In the joint program with the chamber choirs Charity Chor Berlin and vocal ensemble the small, fine choir cantamus berlin takes on the topic of the very fragile peace all over the world. The ensembles dedicate themselves to compositions and poetry from different centuries and explore the tension between harmony and chaos in joint and individual contributions.
Date and Time:
Sunday, January 22, 2023, 4:00 p.m. – 6:00 p.m
Venue:
Chamber Music Hall of the Berlin Philharmonic, Herbert-von-Karajan-Strasse 1 10785 Berlin
cantamus berlin
Caroline Stretcher | Management
Charity Chor Berlin
Adrian Emans | Management
Ensemberlino Vocale Chor
Matthias Stoffels | Management
Tickets: here
To the program:
In 1916-1918 Parry composed his Songs of Farewell under the impression of the terrible world war, in the course of which many music students died in the trenches. Death and farewell are also at the center of other Romantic works by Berger, Vaughan Williams and Mendelssohn-Bartholdy.

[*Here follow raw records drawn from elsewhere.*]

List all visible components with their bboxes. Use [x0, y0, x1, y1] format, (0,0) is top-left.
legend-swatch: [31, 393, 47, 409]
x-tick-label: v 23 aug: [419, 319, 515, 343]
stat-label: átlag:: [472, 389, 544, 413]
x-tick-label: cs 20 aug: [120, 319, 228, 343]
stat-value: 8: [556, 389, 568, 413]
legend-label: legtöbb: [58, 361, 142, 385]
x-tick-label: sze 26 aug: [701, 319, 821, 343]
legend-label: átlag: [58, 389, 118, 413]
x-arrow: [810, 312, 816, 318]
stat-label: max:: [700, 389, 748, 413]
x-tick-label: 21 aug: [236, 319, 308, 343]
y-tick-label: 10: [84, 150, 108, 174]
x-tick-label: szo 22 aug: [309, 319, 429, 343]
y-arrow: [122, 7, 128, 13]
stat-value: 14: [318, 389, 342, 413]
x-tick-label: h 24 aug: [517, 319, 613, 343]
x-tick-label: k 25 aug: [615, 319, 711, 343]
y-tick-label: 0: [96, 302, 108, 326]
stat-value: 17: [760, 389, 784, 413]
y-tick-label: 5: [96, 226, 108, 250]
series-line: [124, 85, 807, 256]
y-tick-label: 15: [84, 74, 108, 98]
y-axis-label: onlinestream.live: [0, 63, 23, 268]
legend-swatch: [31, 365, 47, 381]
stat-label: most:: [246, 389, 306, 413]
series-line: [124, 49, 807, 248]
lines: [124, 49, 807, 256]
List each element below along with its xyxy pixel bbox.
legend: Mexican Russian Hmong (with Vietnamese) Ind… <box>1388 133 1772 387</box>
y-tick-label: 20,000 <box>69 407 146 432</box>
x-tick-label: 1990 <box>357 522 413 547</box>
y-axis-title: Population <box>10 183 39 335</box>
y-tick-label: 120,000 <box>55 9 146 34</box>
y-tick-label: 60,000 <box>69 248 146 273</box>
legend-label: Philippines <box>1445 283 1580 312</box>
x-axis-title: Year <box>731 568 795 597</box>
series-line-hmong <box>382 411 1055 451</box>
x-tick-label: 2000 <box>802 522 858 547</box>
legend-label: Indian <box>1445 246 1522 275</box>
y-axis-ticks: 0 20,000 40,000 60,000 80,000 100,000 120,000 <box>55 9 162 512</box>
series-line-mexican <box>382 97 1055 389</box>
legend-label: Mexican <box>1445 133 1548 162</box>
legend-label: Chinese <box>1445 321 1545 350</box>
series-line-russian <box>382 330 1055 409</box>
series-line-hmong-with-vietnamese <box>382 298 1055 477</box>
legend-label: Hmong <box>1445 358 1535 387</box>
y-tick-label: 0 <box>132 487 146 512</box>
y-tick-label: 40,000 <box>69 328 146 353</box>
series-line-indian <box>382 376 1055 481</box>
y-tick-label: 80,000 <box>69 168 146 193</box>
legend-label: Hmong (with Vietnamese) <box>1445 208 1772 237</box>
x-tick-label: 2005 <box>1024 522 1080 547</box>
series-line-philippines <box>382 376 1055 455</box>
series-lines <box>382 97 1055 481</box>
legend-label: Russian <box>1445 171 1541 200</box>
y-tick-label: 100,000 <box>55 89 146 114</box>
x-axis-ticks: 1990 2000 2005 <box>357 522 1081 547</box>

In the face of human suffering there is always the question of “why”. This is impressively set to music in Brahms’ motet, at the end of which there is only the hope of a mystery. In Purcell’s compositions, too, the individual and collective requests for reconciliation and protection are directed to a higher authority, which may interrupt the eternal cycle of misdeeds and revenge. In the French chanson The armed man written by an unknown composer, on the other hand, the only thing that helps against the fear of the armed man is one’s own armament.
Meredith Monks sounds similarly martial Panda Chant II in which survivors in a post-nuclear age recreate their lost homeland in joint rituals. Panda Chant II impressively shows the aesthetic seductiveness of group experiences and is thus an open field of association from the orderly deployment of troops to group intoxication that potentially threatens every outsider.
After Philip Lawtons Now release (2022) leads from order to chaos and finally ends in harmony, all three choirs first unite in brutal war poetry. At the end of the concert, however, the promise was made with the piece Peace by Martin Åsander: “Let not your heart be troubled, neither let it be afraid”. Peace – at least for a joint choral piece – is possible.